Polish Studies Newsletter

Event

Date of the event: 18.09.2025 - 19.09.2025
Added on: 24.02.2025

Literature in Exile Between ‘Authorship’ and ‘Translation’: The Central and Eastern European Experience  

Type of the event:
Conference
City or town:
Prague

This conference aims to examine the complex relationship between ‘authorship’ and ‘translation’ in the work of the 20th-century Central and Eastern European writers in exile who were also translators. In the context of the reassessment of ‘literariness’ in the latter half of the 20th century, the conference is particularly focused on the overlapping relationship between both these concepts, which are seen as interrelated, historically variable categories of literary creativity of exiled writers in redefining themselves against the nationalist narratives. The workshop will thus contribute to the discussion on cultural translation and post-national literature in general. 

The fact that many of the Central and Eastern European writers who later physically went into exile had already tried to undermine the uniformity and political instrumentalization of literature and culture in the totalitarizing regimes as intentional readers, critics and translators of foreign literature just raised awareness of broader issues of cultural translation. As the Pole Stanisław Barańczak quoted, ‘I am a translator and only sometimes a poet, much less than Romantics had in mind.’ Also for the Russian Joseph Brodsky, the Hungarian György Faludy, who eventually ended up in America, the Czech Jiří Gruša, who found himself in West Germany, and others, the literatures of their later exile already had an impact on their early work (intertextuality, translations and adaptations). Later, these relationships are manifested in many forms both in their exile works and translations as ‘thick’ translations (Kwame Anthony Appiah) related to their former and new homelands.

At the workshop, we would like to take a closer look at the mutual relationship between these and other authorial works and creative translations, considering not only their ‘third space’ (Homi K. Bhabha) as hybrid processes through which cultural identities and meanings are negotiated and reconstituted, but also the eventual overlapping of both literary roles (Roland Barthes and others). Following the ‘translator’s turn’ in the humanities (Douglas Robinson), and thus considering ‘translation’ (as well as ‘authorship’) as a contextually framed and dynamic category (Lawrence Venuti, Susan Bassnett, Schamma Schahadat), we wish to discuss the relationship of these roles to overcoming the totalitarizing narratives of national cultures, which in Central and Eastern Europe in the latter half of the 20th century significantly relied on literary culture (the author as a producer of national values and the translator as a negotiator of their boundaries, Evgeny Dobrenko; or more broadly Emily Apter and others). This raises a number of questions. Do innovative concepts of ‘literariness’ emerge in the work of exiled writers that make the significance of (cultural) translation more visible? Are these concepts based on the undermining of the uniformity and the political instrumentalization of national culture through translation from literatures and cultures that later became a new home for the former translators and exiled authors? In what way did these writers promote their idea of literariness to their audience?
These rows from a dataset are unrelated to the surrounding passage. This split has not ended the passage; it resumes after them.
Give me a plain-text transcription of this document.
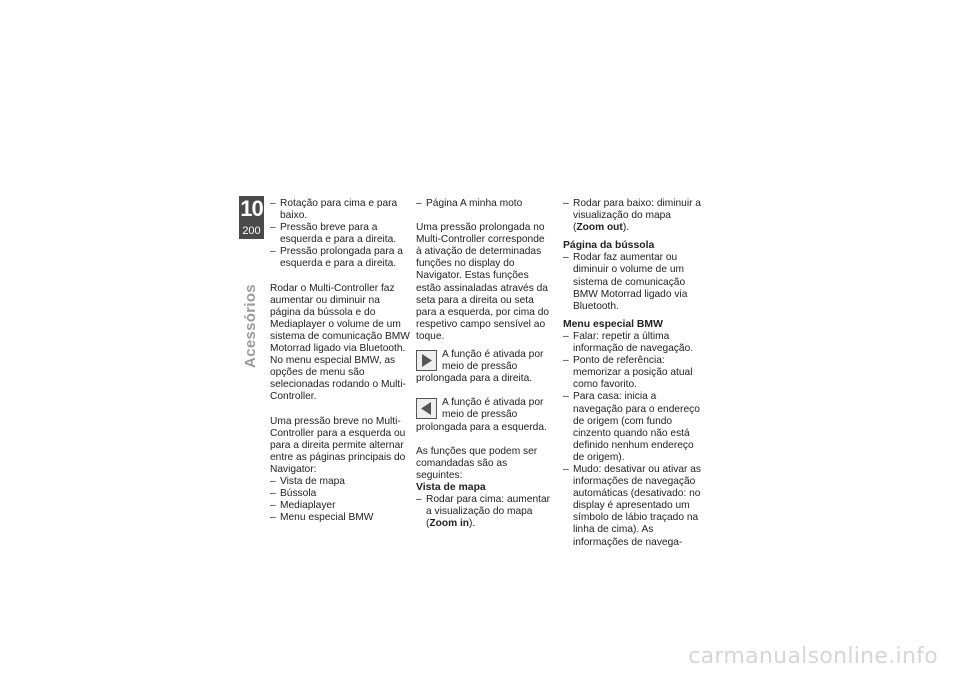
10
200
Acessórios
– Rotação para cima e para baixo.
– Pressão breve para a esquerda e para a direita.
– Pressão prolongada para a esquerda e para a direita.

Rodar o Multi-Controller faz aumentar ou diminuir na página da bússola e do Mediaplayer o volume de um sistema de comunicação BMW Motorrad ligado via Bluetooth.

No menu especial BMW, as opções de menu são selecionadas rodando o Multi-Controller.

Uma pressão breve no Multi-Controller para a esquerda ou para a direita permite alternar entre as páginas principais do Navigator:

– Vista de mapa
– Bússola
– Mediaplayer
– Menu especial BMW
– Página A minha moto

Uma pressão prolongada no Multi-Controller corresponde à ativação de determinadas funções no display do Navigator. Estas funções estão assinaladas através da seta para a direita ou seta para a esquerda, por cima do respetivo campo sensível ao toque.

A função é ativada por meio de pressão prolongada para a direita.
A função é ativada por meio de pressão prolongada para a esquerda.

As funções que podem ser comandadas são as seguintes:

Vista de mapa

– Rodar para cima: aumentar a visualização do mapa (Zoom in).
– Rodar para baixo: diminuir a visualização do mapa (Zoom out).

Página da bússola

– Rodar faz aumentar ou diminuir o volume de um sistema de comunicação BMW Motorrad ligado via Bluetooth.

Menu especial BMW

– Falar: repetir a última informação de navegação.
– Ponto de referência: memorizar a posição atual como favorito.
– Para casa: inicia a navegação para o endereço de origem (com fundo cinzento quando não está definido nenhum endereço de origem).
– Mudo: desativar ou ativar as informações de navegação automáticas (desativado: no display é apresentado um símbolo de lábio traçado na linha de cima). As informações de navega-
carmanualsonline.info
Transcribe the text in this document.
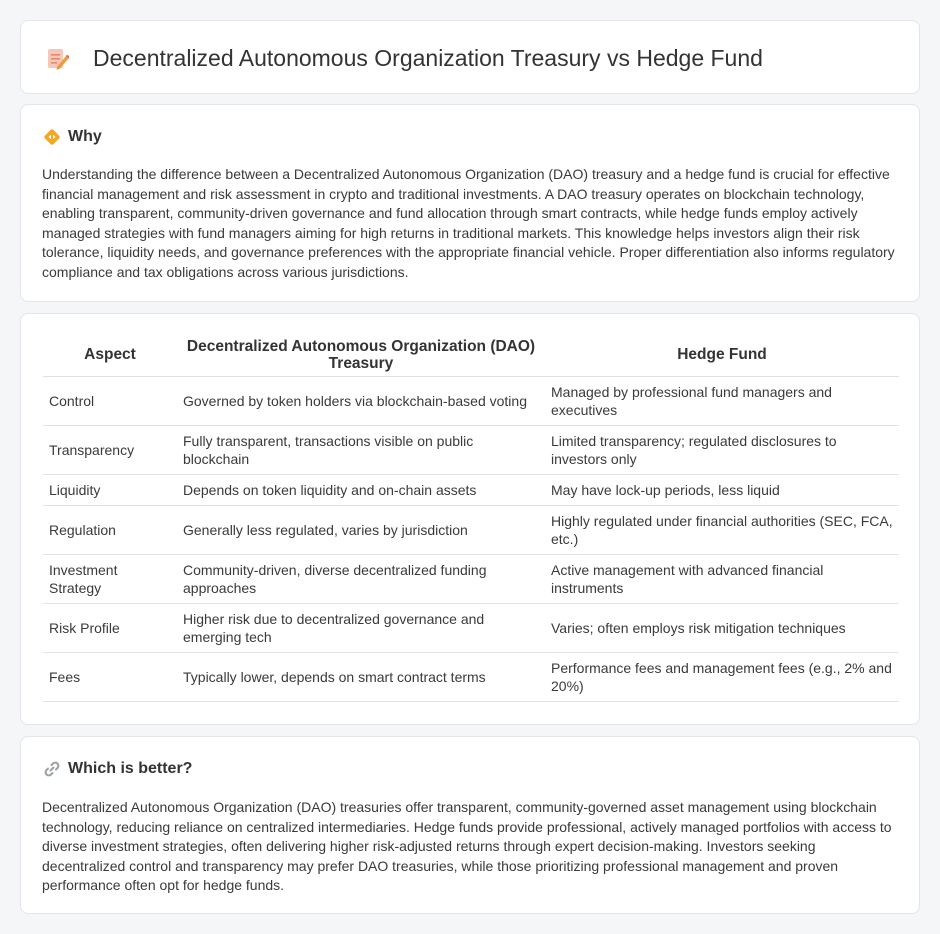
Decentralized Autonomous Organization Treasury vs Hedge Fund
Why

Understanding the difference between a Decentralized Autonomous Organization (DAO) treasury and a hedge fund is crucial for effective financial management and risk assessment in crypto and traditional investments. A DAO treasury operates on blockchain technology, enabling transparent, community-driven governance and fund allocation through smart contracts, while hedge funds employ actively managed strategies with fund managers aiming for high returns in traditional markets. This knowledge helps investors align their risk tolerance, liquidity needs, and governance preferences with the appropriate financial vehicle. Proper differentiation also informs regulatory compliance and tax obligations across various jurisdictions.

Aspect	Decentralized Autonomous Organization (DAO) Treasury	Hedge Fund
Control	Governed by token holders via blockchain-based voting	Managed by professional fund managers and executives
Transparency	Fully transparent, transactions visible on public blockchain	Limited transparency; regulated disclosures to investors only
Liquidity	Depends on token liquidity and on-chain assets	May have lock-up periods, less liquid
Regulation	Generally less regulated, varies by jurisdiction	Highly regulated under financial authorities (SEC, FCA, etc.)
Investment Strategy	Community-driven, diverse decentralized funding approaches	Active management with advanced financial instruments
Risk Profile	Higher risk due to decentralized governance and emerging tech	Varies; often employs risk mitigation techniques
Fees	Typically lower, depends on smart contract terms	Performance fees and management fees (e.g., 2% and 20%)
Which is better?

Decentralized Autonomous Organization (DAO) treasuries offer transparent, community-governed asset management using blockchain technology, reducing reliance on centralized intermediaries. Hedge funds provide professional, actively managed portfolios with access to diverse investment strategies, often delivering higher risk-adjusted returns through expert decision-making. Investors seeking decentralized control and transparency may prefer DAO treasuries, while those prioritizing professional management and proven performance often opt for hedge funds.
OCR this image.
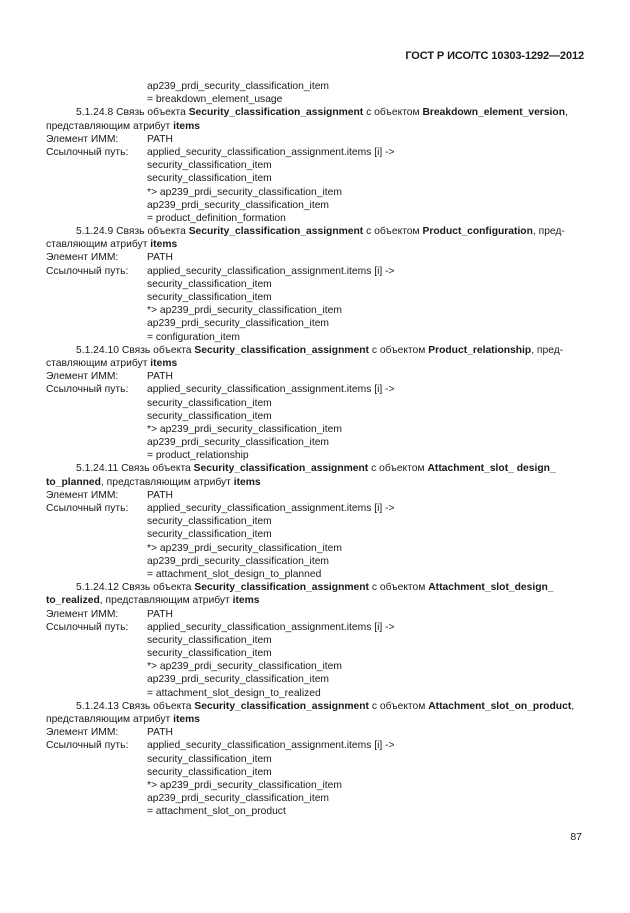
ГОСТ Р ИСО/ТС 10303-1292—2012
ap239_prdi_security_classification_item
= breakdown_element_usage
5.1.24.8 Связь объекта Security_classification_assignment с объектом Breakdown_element_version,
представляющим атрибут items
Элемент ИММ:	PATH
Ссылочный путь:	applied_security_classification_assignment.items [i] ->
security_classification_item
security_classification_item
*> ap239_prdi_security_classification_item
ap239_prdi_security_classification_item
= product_definition_formation
5.1.24.9 Связь объекта Security_classification_assignment с объектом Product_configuration, пред-
ставляющим атрибут items
Элемент ИММ:	PATH
Ссылочный путь:	applied_security_classification_assignment.items [i] ->
security_classification_item
security_classification_item
*> ap239_prdi_security_classification_item
ap239_prdi_security_classification_item
= configuration_item
5.1.24.10 Связь объекта Security_classification_assignment с объектом Product_relationship, пред-
ставляющим атрибут items
Элемент ИММ:	PATH
Ссылочный путь:	applied_security_classification_assignment.items [i] ->
security_classification_item
security_classification_item
*> ap239_prdi_security_classification_item
ap239_prdi_security_classification_item
= product_relationship
5.1.24.11 Связь объекта Security_classification_assignment с объектом Attachment_slot_ design_
to_planned, представляющим атрибут items
Элемент ИММ:	PATH
Ссылочный путь:	applied_security_classification_assignment.items [i] ->
security_classification_item
security_classification_item
*> ap239_prdi_security_classification_item
ap239_prdi_security_classification_item
= attachment_slot_design_to_planned
5.1.24.12 Связь объекта Security_classification_assignment с объектом Attachment_slot_design_
to_realized, представляющим атрибут items
Элемент ИММ:	PATH
Ссылочный путь:	applied_security_classification_assignment.items [i] ->
security_classification_item
security_classification_item
*> ap239_prdi_security_classification_item
ap239_prdi_security_classification_item
= attachment_slot_design_to_realized
5.1.24.13 Связь объекта Security_classification_assignment с объектом Attachment_slot_on_product,
представляющим атрибут items
Элемент ИММ:	PATH
Ссылочный путь:	applied_security_classification_assignment.items [i] ->
security_classification_item
security_classification_item
*> ap239_prdi_security_classification_item
ap239_prdi_security_classification_item
= attachment_slot_on_product
87
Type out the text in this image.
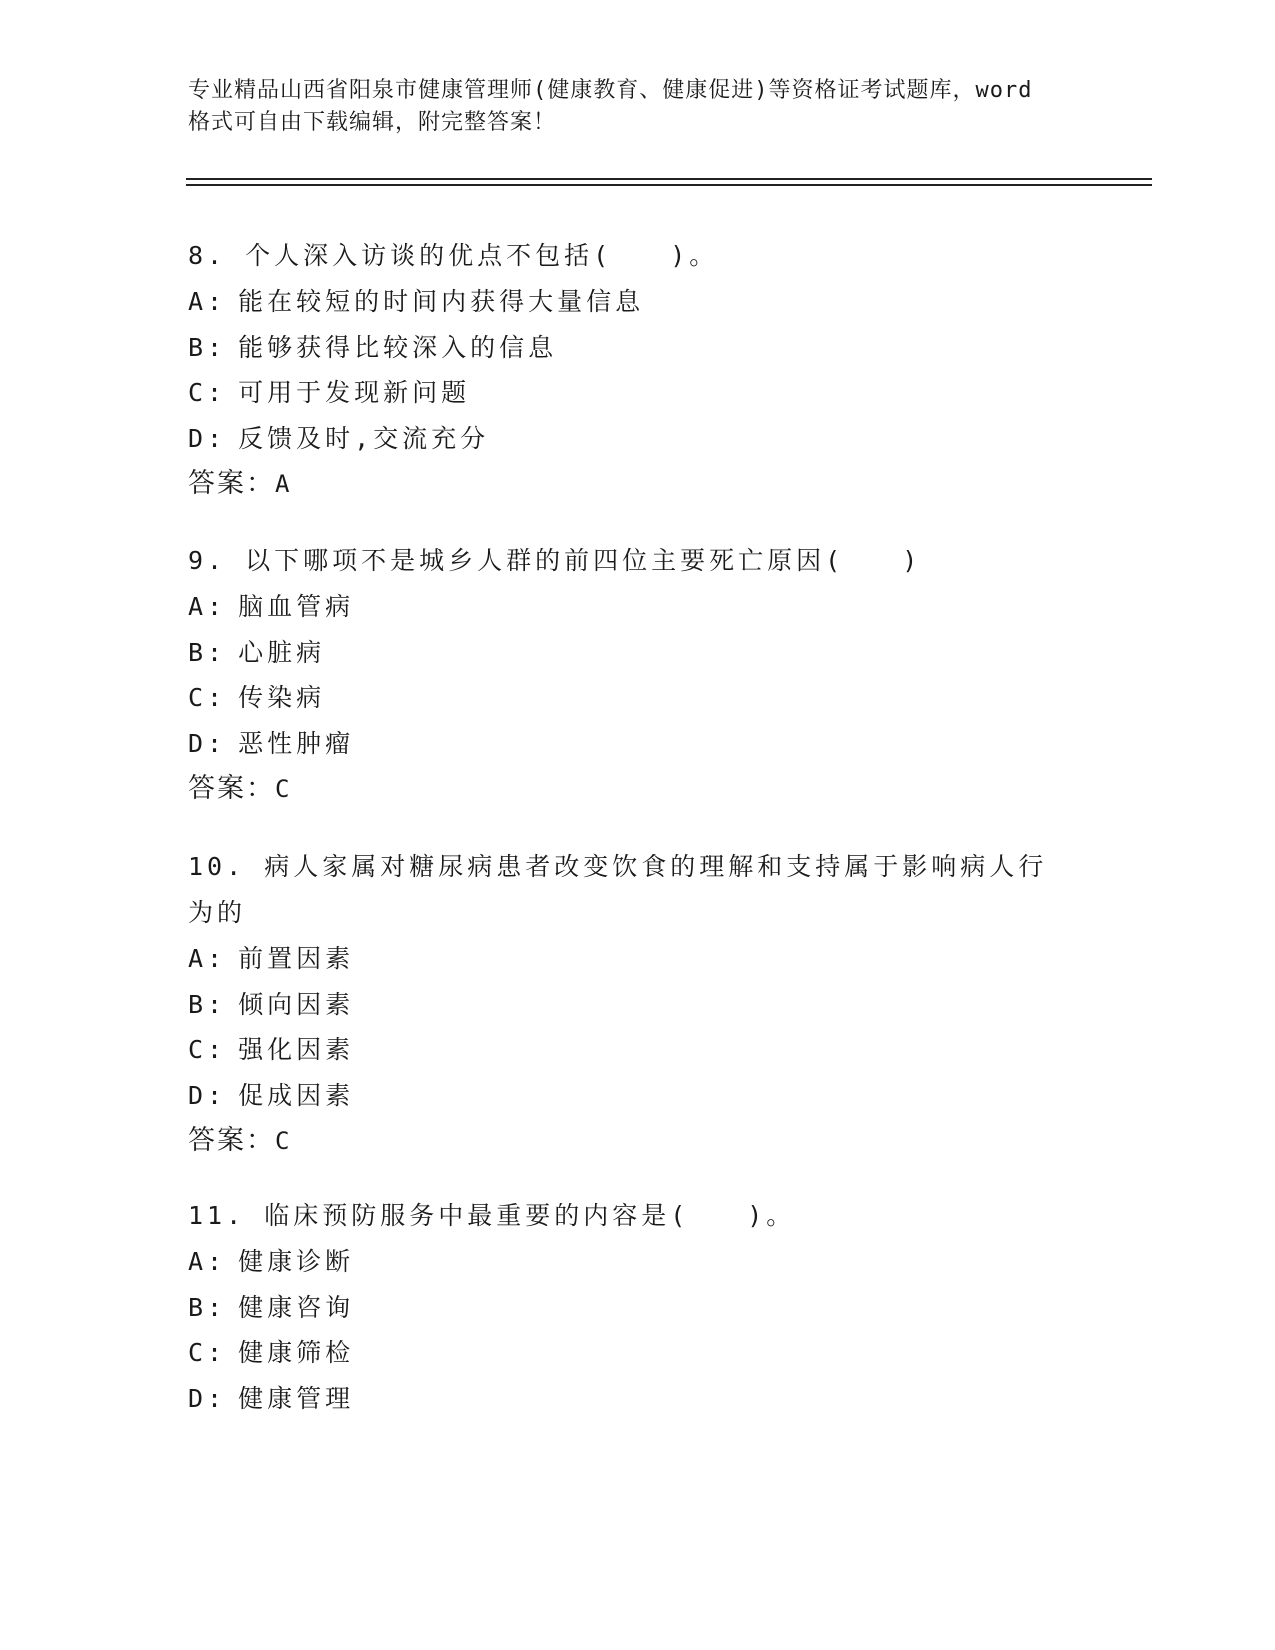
专业精品山西省阳泉市健康管理师(健康教育、健康促进)等资格证考试题库，word
格式可自由下载编辑，附完整答案！
8. 个人深入访谈的优点不包括(　　)。
A: 能在较短的时间内获得大量信息
B: 能够获得比较深入的信息
C: 可用于发现新问题
D: 反馈及时,交流充分
答案：A
9. 以下哪项不是城乡人群的前四位主要死亡原因(　　)
A: 脑血管病
B: 心脏病
C: 传染病
D: 恶性肿瘤
答案：C
10. 病人家属对糖尿病患者改变饮食的理解和支持属于影响病人行为的
A: 前置因素
B: 倾向因素
C: 强化因素
D: 促成因素
答案：C
11. 临床预防服务中最重要的内容是(　　)。
A: 健康诊断
B: 健康咨询
C: 健康筛检
D: 健康管理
We aim for a transnational perspective based on the methods of translation and literary studies, which will present new typologies for exile literature using the examples of Central and Eastern European writers, as well as their relevant contemporaries (translation of fiction as a form of internal exile, self-translation of authors between the East and West, original fiction related to the former homeland, but addressed  to a new audience after the language shift, or without it in the case of German authors, etc.). In particular we focus on:

- the transcultural poetics of Central and Eastern European writers in the second half of the 20th century in relation to (cultural) translation;

- the importance of domestic translation culture for the practice of exiled authors;

- the relationship of exile writers to ‘literariness’, ‘autorship’, ‘translation’ and the associated controversies (e.g. about the originality of Danilo Kiš, the relationship of the works of Milan Kundera to national culture);

- the performativity of exil writers in relation to the model audience (e.g. essays on the condition of exile, paratexts).

Submission guidelines: Please send your abstract of max. 800 characters/300 words to dobias@ucl.cas.cz (Dalibor Dobiáš) and marek.nekula@ur.de (Marek Nekula) by 30 April 2025. We expect the final submissions to be 20 minutes long. The preferred language is English. You will be notified about the selection of submissions by 15 May 2025. The organizers offer accommodation to selected participants, and travel grants to participants without institutional background. The workshop is organized with the financial support of the Alexander von Humboldt Foundation and the AV21 Strategy Research Program ‘Identities in a World of Wars and Crises’ at the Czech Academy of Sciences.